TULKAREM: L'armée israélienne va démolir 25 immeubles d'habitation du camp de réfugiés de Nour Chams, dans le nord de la Cisjordanie, ont indiqué lundi à l'AFP des responsables locaux.

Abdallah Kamil, le gouverneur de Tulkarem où se situe le camp, a déclaré à l'AFP avoir été informé par le Cogat --l'organisme du ministère de la Défense israélien supervisant les activités civiles dans les Territoires palestiniens-- que les démolitions interviendraient d'ici la fin de la semaine.

"Nous avons été informés par la coordination militaire et civile que l'occupation (Israël, NDLR) procédera à la démolition de 25 bâtiments le jeudi 18 décembre", a indiqué à l'AFP Faisal Salama, responsable du comité populaire du camp de Tulkarem, proche de celui de Nour Chams, précisant qu'une centaine de familles seraient affectées.

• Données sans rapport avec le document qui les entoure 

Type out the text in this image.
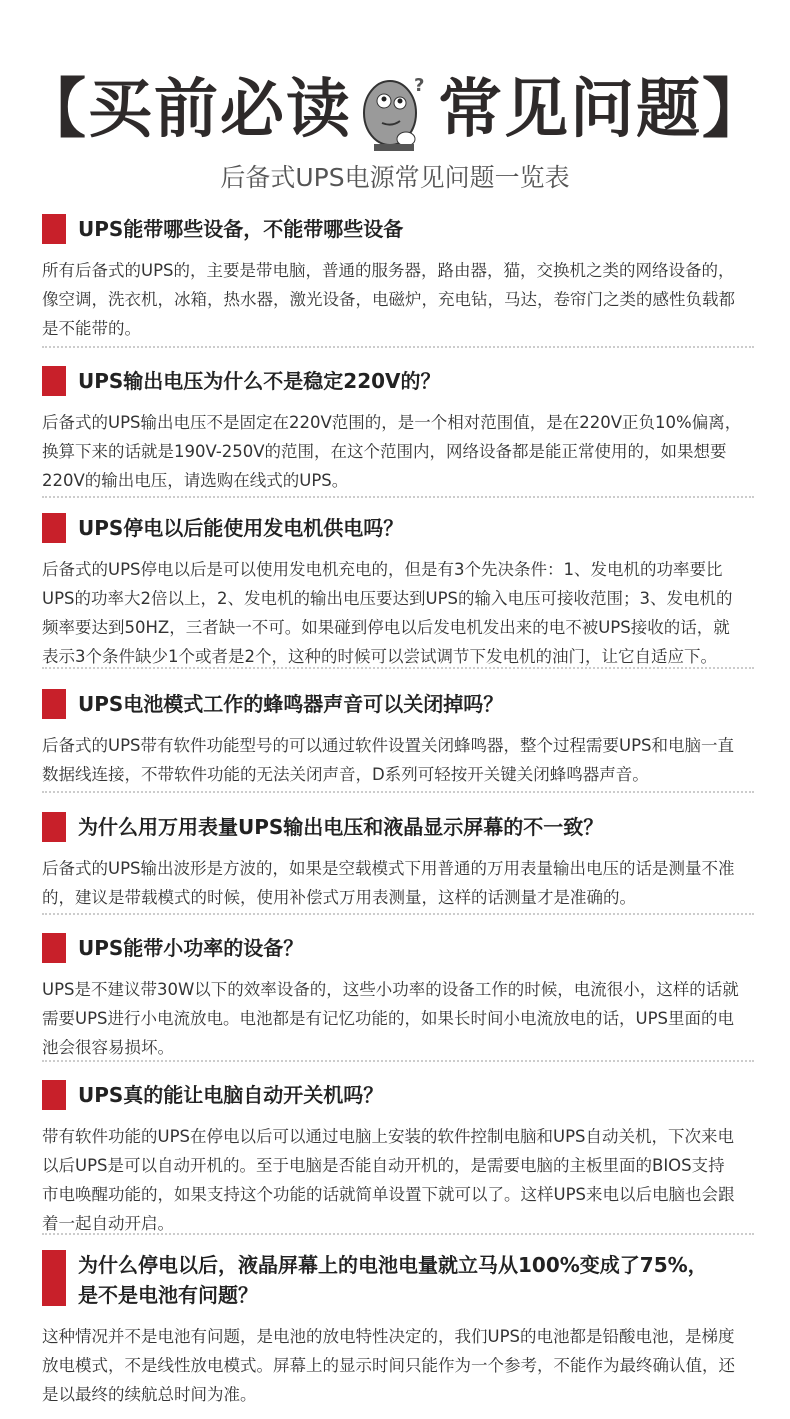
【买前必读	? 常见问题】
后备式UPS电源常见问题一览表
UPS能带哪些设备，不能带哪些设备
所有后备式的UPS的，主要是带电脑，普通的服务器，路由器，猫，交换机之类的网络设备的，
像空调，洗衣机，冰箱，热水器，激光设备，电磁炉，充电钻，马达，卷帘门之类的感性负载都
是不能带的。
UPS输出电压为什么不是稳定220V的？
后备式的UPS输出电压不是固定在220V范围的，是一个相对范围值，是在220V正负10%偏离，
换算下来的话就是190V-250V的范围，在这个范围内，网络设备都是能正常使用的，如果想要
220V的输出电压，请选购在线式的UPS。
UPS停电以后能使用发电机供电吗？
后备式的UPS停电以后是可以使用发电机充电的，但是有3个先决条件：1、发电机的功率要比
UPS的功率大2倍以上，2、发电机的输出电压要达到UPS的输入电压可接收范围；3、发电机的
频率要达到50HZ，三者缺一不可。如果碰到停电以后发电机发出来的电不被UPS接收的话，就
表示3个条件缺少1个或者是2个，这种的时候可以尝试调节下发电机的油门，让它自适应下。
UPS电池模式工作的蜂鸣器声音可以关闭掉吗？
后备式的UPS带有软件功能型号的可以通过软件设置关闭蜂鸣器，整个过程需要UPS和电脑一直
数据线连接，不带软件功能的无法关闭声音，D系列可轻按开关键关闭蜂鸣器声音。
为什么用万用表量UPS输出电压和液晶显示屏幕的不一致？
后备式的UPS输出波形是方波的，如果是空载模式下用普通的万用表量输出电压的话是测量不准
的，建议是带载模式的时候，使用补偿式万用表测量，这样的话测量才是准确的。
UPS能带小功率的设备？
UPS是不建议带30W以下的效率设备的，这些小功率的设备工作的时候，电流很小，这样的话就
需要UPS进行小电流放电。电池都是有记忆功能的，如果长时间小电流放电的话，UPS里面的电
池会很容易损坏。
UPS真的能让电脑自动开关机吗？
带有软件功能的UPS在停电以后可以通过电脑上安装的软件控制电脑和UPS自动关机，下次来电
以后UPS是可以自动开机的。至于电脑是否能自动开机的，是需要电脑的主板里面的BIOS支持
市电唤醒功能的，如果支持这个功能的话就简单设置下就可以了。这样UPS来电以后电脑也会跟
着一起自动开启。
为什么停电以后，液晶屏幕上的电池电量就立马从100%变成了75%，
是不是电池有问题？
这种情况并不是电池有问题，是电池的放电特性决定的，我们UPS的电池都是铅酸电池，是梯度
放电模式，不是线性放电模式。屏幕上的显示时间只能作为一个参考，不能作为最终确认值，还
是以最终的续航总时间为准。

Le Cogat n'a pas répondu dans l'immédiat aux sollicitations de l'AFP, l'armée israélienne indiquant se renseigner.

"Il n'y a aucune nécessité militaire à mener ces démolitions", a affirmé à l'AFP Roland Friedrich, responsable de l'agence des Nations unies pour les réfugiés palestiniens (Unrwa) en Cisjordanie.

Il estime qu'elles s'inscrivent "dans une stratégie plus large visant à modifier la géographie sur le terrain", qualifiant la situation de "tout simplement inacceptable".

"Crise" 

La Cisjordanie est occupée par Israël depuis 1967.

Début 2025, l'armée israélienne y a lancé une vaste opération militaire visant selon elle à éradiquer des groupes armés palestiniens, en particulier dans les camps de réfugiés du nord, comme ceux de Jénine, Tulkarem et Nour Chams.

Au cours de cette opération, l'armée a détruit des centaines de maisons dans les camps, officiellement pour faciliter le passage des troupes.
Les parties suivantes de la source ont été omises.